00:43:19 Anon. Nonlinear Transform: Direction of maximum decrease
00:44:35 Reshmi Ghosh (TA): Kids, you can post answers here, or unmute yourself and answer! We highly encourage answering questions:)
00:44:49 Anon. CTC: K th layer
00:44:51 Anon. Kernel: Are cross entropy loss and negative log-likelihood loss the same concept? Looks like they are the same thing according to the H1 writeup.
00:45:02 Anon. Deep Dream: from neuron I to neuron j
00:45:06 Anon. Matrix: previous node I to current node j
00:45:07 Anon. Spiking NN: weight going from i to j at kth layer
00:45:09 Anon. BERT: Weight at layer k between the ith and jth node
00:46:30 Anon. Alpha: is it the weight from ith node in kth layer to jth node in (k+1)th layer?
00:46:33 Anon. CTC: Here T refers to the number of training examples?
00:47:18 Anon. Loss Surface: delta y = alpha delta x
00:47:38 Anon. Matrix: Row vector
00:50:02 Anon. Dropout (for NNs): f'(g(x)) + g'(x)
00:53:52 Anon. Neurotransmitter: total derivative
00:58:42 Anon. CTC: Here we assume that the coefficient for each edge is 1?

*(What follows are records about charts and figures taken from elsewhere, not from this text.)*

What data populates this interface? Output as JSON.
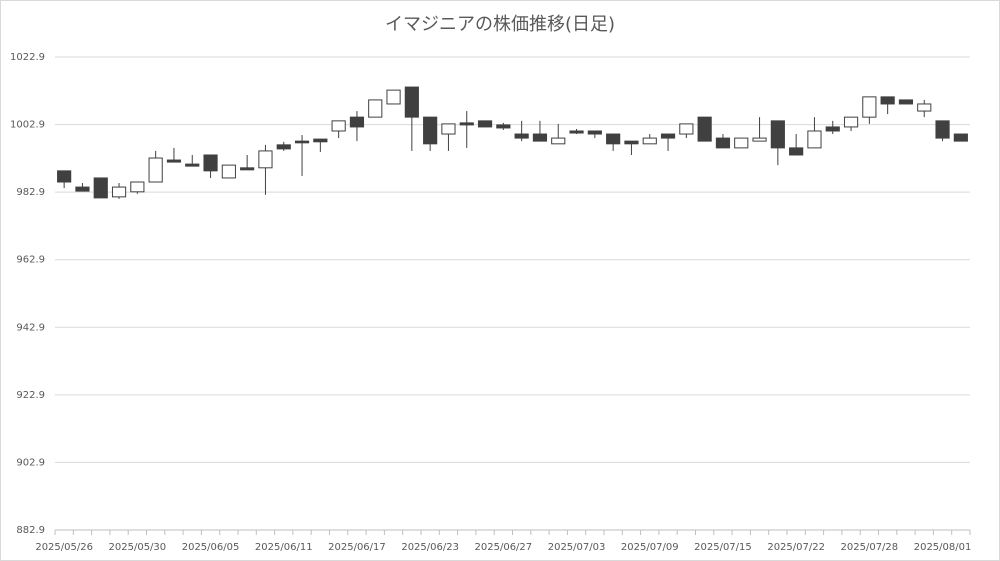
{
  "chart_data": {
    "type": "candlestick",
    "title": "イマジニアの株価推移(日足)",
    "categories": [
      "2025/05/26",
      null,
      null,
      null,
      "2025/05/30",
      null,
      null,
      null,
      "2025/06/05",
      null,
      null,
      null,
      "2025/06/11",
      null,
      null,
      null,
      "2025/06/17",
      null,
      null,
      null,
      "2025/06/23",
      null,
      null,
      null,
      "2025/06/27",
      null,
      null,
      null,
      "2025/07/03",
      null,
      null,
      null,
      "2025/07/09",
      null,
      null,
      null,
      "2025/07/15",
      null,
      null,
      null,
      "2025/07/22",
      null,
      null,
      null,
      "2025/07/28",
      null,
      null,
      null,
      "2025/08/01",
      null
    ],
    "open": [
      989.2,
      984.4,
      987.1,
      981.5,
      983.0,
      985.9,
      992.4,
      991.2,
      993.9,
      987.1,
      990.1,
      990.1,
      996.9,
      998.0,
      998.6,
      1001.0,
      1005.1,
      1005.1,
      1009.0,
      1014.0,
      1005.1,
      1000.1,
      1003.4,
      1004.0,
      1002.8,
      1000.1,
      1000.1,
      997.2,
      1001.0,
      1001.0,
      1000.1,
      998.0,
      997.2,
      1000.1,
      1000.1,
      1005.1,
      998.9,
      996.0,
      998.0,
      1004.0,
      996.0,
      996.0,
      1002.2,
      1002.2,
      1005.1,
      1011.1,
      1010.2,
      1006.9,
      1004.0,
      1000.1
    ],
    "high": [
      989.2,
      985.6,
      987.1,
      985.6,
      985.9,
      995.1,
      996.0,
      993.9,
      993.9,
      990.9,
      993.9,
      996.9,
      997.8,
      999.8,
      998.6,
      1004.0,
      1006.9,
      1010.2,
      1013.1,
      1014.0,
      1005.1,
      1003.1,
      1006.9,
      1004.0,
      1003.4,
      1004.0,
      1004.0,
      1003.1,
      1001.6,
      1001.0,
      1000.1,
      998.0,
      1000.1,
      1000.1,
      1003.1,
      1005.1,
      1000.1,
      998.9,
      1005.1,
      1004.0,
      1000.1,
      1005.1,
      1004.0,
      1005.1,
      1011.1,
      1011.1,
      1010.2,
      1010.2,
      1004.0,
      1000.1
    ],
    "low": [
      984.1,
      983.2,
      981.2,
      980.9,
      982.4,
      985.9,
      991.8,
      990.6,
      987.1,
      987.1,
      989.5,
      982.1,
      995.1,
      987.7,
      994.8,
      998.9,
      998.0,
      1005.1,
      1009.0,
      995.1,
      995.1,
      995.1,
      996.0,
      1002.2,
      1001.3,
      998.0,
      998.0,
      997.2,
      1000.1,
      998.9,
      995.1,
      993.9,
      997.2,
      995.1,
      998.9,
      998.0,
      996.0,
      996.0,
      998.0,
      990.9,
      993.9,
      996.0,
      1000.1,
      1001.0,
      1003.1,
      1006.0,
      1009.0,
      1005.1,
      998.0,
      998.0
    ],
    "close": [
      985.9,
      983.2,
      981.2,
      984.4,
      985.9,
      993.0,
      991.8,
      990.6,
      989.2,
      990.9,
      989.5,
      995.1,
      995.7,
      997.5,
      997.8,
      1004.0,
      1002.2,
      1010.2,
      1013.1,
      1005.1,
      997.2,
      1003.1,
      1002.8,
      1002.2,
      1001.9,
      998.9,
      998.0,
      998.9,
      1000.4,
      1000.1,
      997.2,
      997.2,
      998.9,
      998.9,
      1003.1,
      998.0,
      996.0,
      998.9,
      998.9,
      996.0,
      993.9,
      1001.0,
      1001.0,
      1005.1,
      1011.1,
      1009.0,
      1009.0,
      1009.0,
      998.9,
      998.0
    ],
    "up_color": "#ffffff",
    "down_color": "#404040",
    "ylim": [
      882.9,
      1022.9
    ],
    "yticks": [
      882.9,
      902.9,
      922.9,
      942.9,
      962.9,
      982.9,
      1002.9,
      1022.9
    ],
    "grid": true
  }
}
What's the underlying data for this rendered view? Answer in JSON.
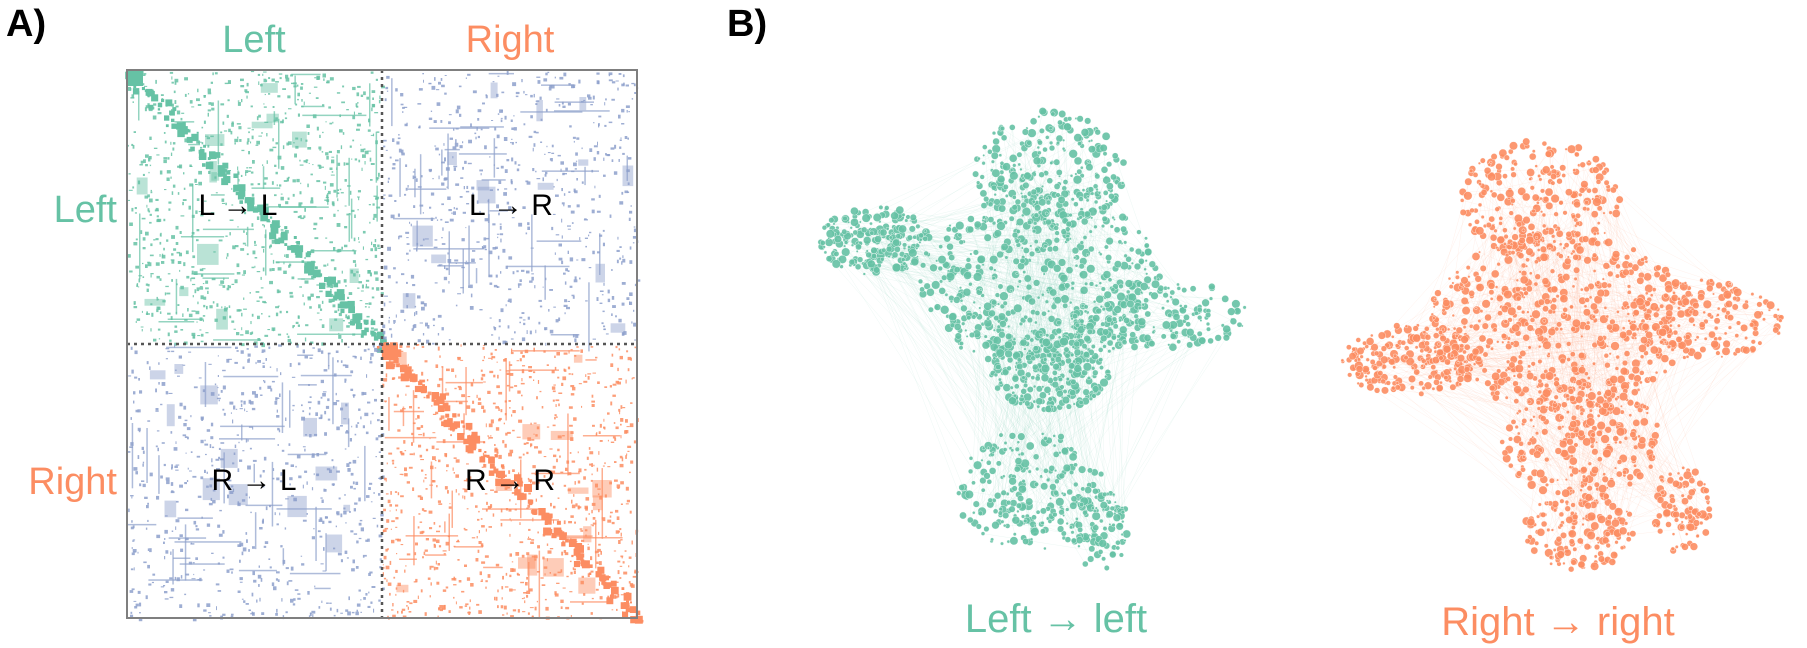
{
  "colors": {
    "left": "#66c2a5",
    "right": "#fc8d62",
    "contra": "#8da0cb",
    "frame": "#7f7f7f"
  },
  "panel_a": {
    "label": "A)",
    "col_labels": [
      "Left",
      "Right"
    ],
    "row_labels": [
      "Left",
      "Right"
    ],
    "quadrants": [
      {
        "id": "LL",
        "text": "L → L",
        "color": "left"
      },
      {
        "id": "LR",
        "text": "L → R",
        "color": "contra"
      },
      {
        "id": "RL",
        "text": "R → L",
        "color": "contra"
      },
      {
        "id": "RR",
        "text": "R → R",
        "color": "right"
      }
    ]
  },
  "panel_b": {
    "label": "B)",
    "networks": [
      {
        "id": "left-network",
        "caption": "Left → left",
        "color": "left"
      },
      {
        "id": "right-network",
        "caption": "Right → right",
        "color": "right"
      }
    ]
  }
}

00:59:52 Reshmi Ghosh (TA): POLL
00:59:58 Anon. Vector: Sorry is delta x and d x mean the same thing?
01:00:03 Anon. Vector: *do
01:00:11 Anxiang Zhang (TA): 10 seconds
01:00:29 Anon. Seq2Seq: can i think of an influence diagram as a weighted diagram where all the weights are 1?
01:03:59 Anon. grad_fn: Why is the y in the top right labeled as being in the first layer?
01:04:39 Reshmi Ghosh (TA): Sorry I did not see the diagram
01:04:42 Reshmi Ghosh (TA): Was it y1?
01:05:12 Reshmi Ghosh (TA): Could you specify the slide number? I can check or ask Bhiksha
01:05:19 Anon. grad_fn: The subscript was 2 and the superscript was 1 and it was in the top right on slide 107
01:05:42 Anon. grad_fn: Thanks!
01:06:16 Reshmi Ghosh (TA): Damn the slide numbers are different. Getting back to you @ Dennis
01:06:31 Anon. grad_fn: Take your time sorry!
01:10:01 Anon. grad_fn: I can post on piazza after class
01:10:25 Reshmi Ghosh (TA): Haha helps. Because I am randomly looking through the slide deck posted on course webpage. Sorry! Will get back to you
01:11:53 Anon. grad_fn: Definitely sorry for the confusion! Thanks (:
01:24:14 Anon. grad_fn: This is without activation functions correct?
01:24:24 Anon. Curse of Dimensionality: This does not take into account activation functions, correct?
01:25:18 Anon. grad_fn: yes
01:39:32 Anon. Vector: The function would not be increasing
01:41:39 Anon. Boltzmann: 0
01:43:16 Reshmi Ghosh (TA): Poll folks
01:43:25 Anon. Curse of Dimensionality: yea
01:47:33 Anon. Scheduler: So what is exactly used to update the parameters in the network?